Elle ne répond pas tout de suite, fixant le liquide fumant dans sa tasse.

-Vous êtes un grand sorcier Nerabass…

-Les flatteries ne fonctionnent pas avec moi.

– … mais vous n’êtes pas quelqu’un de… « conventionnel « . Exactement comme moi. J’ai souvent entendu dire… que vous suivez votre Voie à la perfection. Que tourmenter les hommes est votre seconde nature . Que l’herbe se dessèche sous vos pas. Que votre famille entière tremble devant votre puissance et qu’il n’existe pas de sorcier ou sorcière égalant votre puissance.

J’éclate de rire.

-Que d’éloges ! C’est très exagéré ! Il y a beaucoup d’êtres ayant des pouvoirs égaux ou supérieurs aux miens. (Mon regard s’attarde sur la minuscule fenêtre sale donnant sur la montagne où je me suis isolé depuis des mois.) Un en particulier…

Elle ne dit rien, je me ressaisis et lui souris d’un air mauvais garçon.

-Je me suis accordé des vacances il y a cinq mois, ou plutôt une retraite forcée provisoire pour jouer les ermites et réfléchir. Mais je suis un homme d’action ! Admettons-le, je me fais chier comme un rat mort ici! Un peu de compagnie -féminine qui plus est – ne peut pas me causer du tort.

Elle reste un instant interdite, ne comprenant pas tout de suite.

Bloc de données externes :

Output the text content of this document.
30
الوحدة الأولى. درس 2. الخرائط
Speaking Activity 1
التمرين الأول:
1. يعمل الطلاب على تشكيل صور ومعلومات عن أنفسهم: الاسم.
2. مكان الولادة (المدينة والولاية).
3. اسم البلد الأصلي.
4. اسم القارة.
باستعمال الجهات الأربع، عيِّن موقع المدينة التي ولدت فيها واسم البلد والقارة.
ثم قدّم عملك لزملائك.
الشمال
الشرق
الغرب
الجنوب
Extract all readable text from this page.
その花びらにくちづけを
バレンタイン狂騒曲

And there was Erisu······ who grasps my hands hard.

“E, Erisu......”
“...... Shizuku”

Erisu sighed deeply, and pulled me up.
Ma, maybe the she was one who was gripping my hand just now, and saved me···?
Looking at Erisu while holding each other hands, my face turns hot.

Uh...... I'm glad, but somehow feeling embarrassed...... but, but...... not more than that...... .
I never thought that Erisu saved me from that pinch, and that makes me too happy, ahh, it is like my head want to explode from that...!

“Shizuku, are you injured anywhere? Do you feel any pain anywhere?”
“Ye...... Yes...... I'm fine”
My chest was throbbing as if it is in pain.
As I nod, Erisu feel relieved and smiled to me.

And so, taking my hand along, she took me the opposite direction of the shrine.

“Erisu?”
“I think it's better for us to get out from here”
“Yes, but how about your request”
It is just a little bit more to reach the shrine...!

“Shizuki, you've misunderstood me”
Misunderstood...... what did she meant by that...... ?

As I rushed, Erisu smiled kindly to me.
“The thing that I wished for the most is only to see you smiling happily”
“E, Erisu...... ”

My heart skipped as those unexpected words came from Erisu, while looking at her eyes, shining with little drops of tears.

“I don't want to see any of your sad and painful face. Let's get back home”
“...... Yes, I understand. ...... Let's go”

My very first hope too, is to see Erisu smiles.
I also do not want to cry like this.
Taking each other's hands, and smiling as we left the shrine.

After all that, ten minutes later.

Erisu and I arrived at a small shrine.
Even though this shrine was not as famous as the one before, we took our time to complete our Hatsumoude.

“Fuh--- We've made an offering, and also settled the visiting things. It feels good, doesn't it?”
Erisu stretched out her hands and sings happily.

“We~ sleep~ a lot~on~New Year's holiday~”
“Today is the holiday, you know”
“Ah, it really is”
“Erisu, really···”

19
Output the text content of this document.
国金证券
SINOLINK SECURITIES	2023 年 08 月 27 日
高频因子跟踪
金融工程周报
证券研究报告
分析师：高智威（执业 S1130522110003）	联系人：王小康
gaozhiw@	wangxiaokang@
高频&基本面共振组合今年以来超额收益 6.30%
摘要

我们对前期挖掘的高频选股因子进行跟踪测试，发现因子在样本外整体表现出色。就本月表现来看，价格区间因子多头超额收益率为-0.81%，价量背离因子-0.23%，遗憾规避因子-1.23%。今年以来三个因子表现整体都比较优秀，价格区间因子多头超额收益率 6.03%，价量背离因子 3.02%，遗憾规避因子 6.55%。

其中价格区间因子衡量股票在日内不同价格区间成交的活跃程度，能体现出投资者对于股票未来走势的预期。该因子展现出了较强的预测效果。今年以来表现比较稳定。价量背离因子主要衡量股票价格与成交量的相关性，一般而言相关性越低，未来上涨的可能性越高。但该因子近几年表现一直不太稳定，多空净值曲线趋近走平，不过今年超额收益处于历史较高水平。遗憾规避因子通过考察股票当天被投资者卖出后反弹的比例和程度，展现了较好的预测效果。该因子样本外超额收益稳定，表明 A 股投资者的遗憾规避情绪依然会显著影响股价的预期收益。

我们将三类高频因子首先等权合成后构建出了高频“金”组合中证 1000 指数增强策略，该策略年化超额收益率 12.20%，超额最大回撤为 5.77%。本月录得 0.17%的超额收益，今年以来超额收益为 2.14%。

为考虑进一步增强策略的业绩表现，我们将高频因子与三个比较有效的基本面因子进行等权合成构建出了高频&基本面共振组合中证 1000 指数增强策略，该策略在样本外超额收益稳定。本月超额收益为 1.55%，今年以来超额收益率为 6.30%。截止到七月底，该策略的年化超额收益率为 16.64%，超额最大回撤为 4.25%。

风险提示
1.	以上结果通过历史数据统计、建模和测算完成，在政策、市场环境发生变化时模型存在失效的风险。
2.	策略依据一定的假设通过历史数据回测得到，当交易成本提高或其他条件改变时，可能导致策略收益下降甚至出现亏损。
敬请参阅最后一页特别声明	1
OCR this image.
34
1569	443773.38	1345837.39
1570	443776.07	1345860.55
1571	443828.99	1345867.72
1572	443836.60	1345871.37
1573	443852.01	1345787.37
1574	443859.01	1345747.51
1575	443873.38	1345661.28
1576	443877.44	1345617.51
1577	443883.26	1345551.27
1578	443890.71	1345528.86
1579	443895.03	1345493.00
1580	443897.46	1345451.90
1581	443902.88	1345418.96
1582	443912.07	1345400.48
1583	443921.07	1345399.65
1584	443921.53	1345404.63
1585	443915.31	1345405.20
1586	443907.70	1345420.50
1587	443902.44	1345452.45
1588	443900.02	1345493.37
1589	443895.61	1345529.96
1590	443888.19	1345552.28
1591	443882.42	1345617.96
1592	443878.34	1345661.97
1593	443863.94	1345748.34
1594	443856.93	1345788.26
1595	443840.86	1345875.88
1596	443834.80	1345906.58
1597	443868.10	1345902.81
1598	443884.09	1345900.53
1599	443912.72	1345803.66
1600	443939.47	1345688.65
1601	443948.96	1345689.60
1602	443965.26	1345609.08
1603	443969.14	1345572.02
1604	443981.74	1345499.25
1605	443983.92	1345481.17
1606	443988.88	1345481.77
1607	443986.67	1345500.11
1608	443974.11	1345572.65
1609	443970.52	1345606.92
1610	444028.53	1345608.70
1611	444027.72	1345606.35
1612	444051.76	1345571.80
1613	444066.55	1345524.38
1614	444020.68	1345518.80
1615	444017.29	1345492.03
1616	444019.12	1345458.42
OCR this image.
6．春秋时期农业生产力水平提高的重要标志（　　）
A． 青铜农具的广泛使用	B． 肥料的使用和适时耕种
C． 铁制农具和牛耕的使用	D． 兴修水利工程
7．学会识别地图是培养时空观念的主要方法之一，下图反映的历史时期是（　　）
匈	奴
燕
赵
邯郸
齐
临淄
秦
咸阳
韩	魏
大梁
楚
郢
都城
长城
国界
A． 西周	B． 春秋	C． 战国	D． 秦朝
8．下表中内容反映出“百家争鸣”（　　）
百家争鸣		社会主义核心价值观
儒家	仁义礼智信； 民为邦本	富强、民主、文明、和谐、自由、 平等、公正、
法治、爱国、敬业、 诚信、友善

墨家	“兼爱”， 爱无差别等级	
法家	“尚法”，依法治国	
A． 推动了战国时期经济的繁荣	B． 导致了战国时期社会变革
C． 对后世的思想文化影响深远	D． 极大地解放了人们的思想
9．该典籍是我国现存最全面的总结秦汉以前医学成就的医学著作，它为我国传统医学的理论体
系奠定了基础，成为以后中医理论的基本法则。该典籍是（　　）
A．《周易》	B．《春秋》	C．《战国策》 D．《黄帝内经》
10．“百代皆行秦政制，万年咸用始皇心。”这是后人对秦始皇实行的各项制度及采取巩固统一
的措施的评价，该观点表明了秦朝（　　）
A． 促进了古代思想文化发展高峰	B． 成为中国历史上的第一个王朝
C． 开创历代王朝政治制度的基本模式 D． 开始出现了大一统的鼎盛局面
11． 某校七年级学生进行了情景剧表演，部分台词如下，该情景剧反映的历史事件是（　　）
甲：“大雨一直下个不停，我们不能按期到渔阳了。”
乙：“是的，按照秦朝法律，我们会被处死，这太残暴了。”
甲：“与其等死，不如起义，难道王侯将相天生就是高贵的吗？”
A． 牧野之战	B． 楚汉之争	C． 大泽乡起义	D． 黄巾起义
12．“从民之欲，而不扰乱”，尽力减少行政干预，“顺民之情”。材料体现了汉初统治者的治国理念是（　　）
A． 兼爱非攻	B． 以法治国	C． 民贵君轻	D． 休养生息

-Vous acceptez de faire de moi votre Disciple ?

-Je dois te prévenir : je suis narcissique, intenable, borderline, pas sortable, exigeant, crasseux, un poil pervers et totalement insupportable. En plus, je n’ai jamais eu de Disciple, je ne saurais pas que t’apprendre.

-Vous n’êtes pas obligé de m’enseigner quoi que ce soit. Faites de moi une Servante du Malheur et je m’en irai en vous laissant tranquille.

Je ne souris plus et, m’approchant, je prends mon ton le plus sérieux.

-Non, ça ne serait pas… « utile». Tu ne suivrais pas correctement ta Voie. (J’ébouriffe mes cheveux corbeau.) Je suis assez à cheval sur l’assiduité et le travail que doit fournir n’importe quel sorcier. Et il vaudrait mieux pour toi que tu sois sincère, que tu ne retournes pas chez toi en pleurnichant parce que la tâche est trop dure… voire dangereuse ou effrayante.

Son regard se durcit.

-Je ne faillirai pas.

J’ai un petit rire. Sans être attiré physiquement par cette gamine, je ressens de l’affection pour elle.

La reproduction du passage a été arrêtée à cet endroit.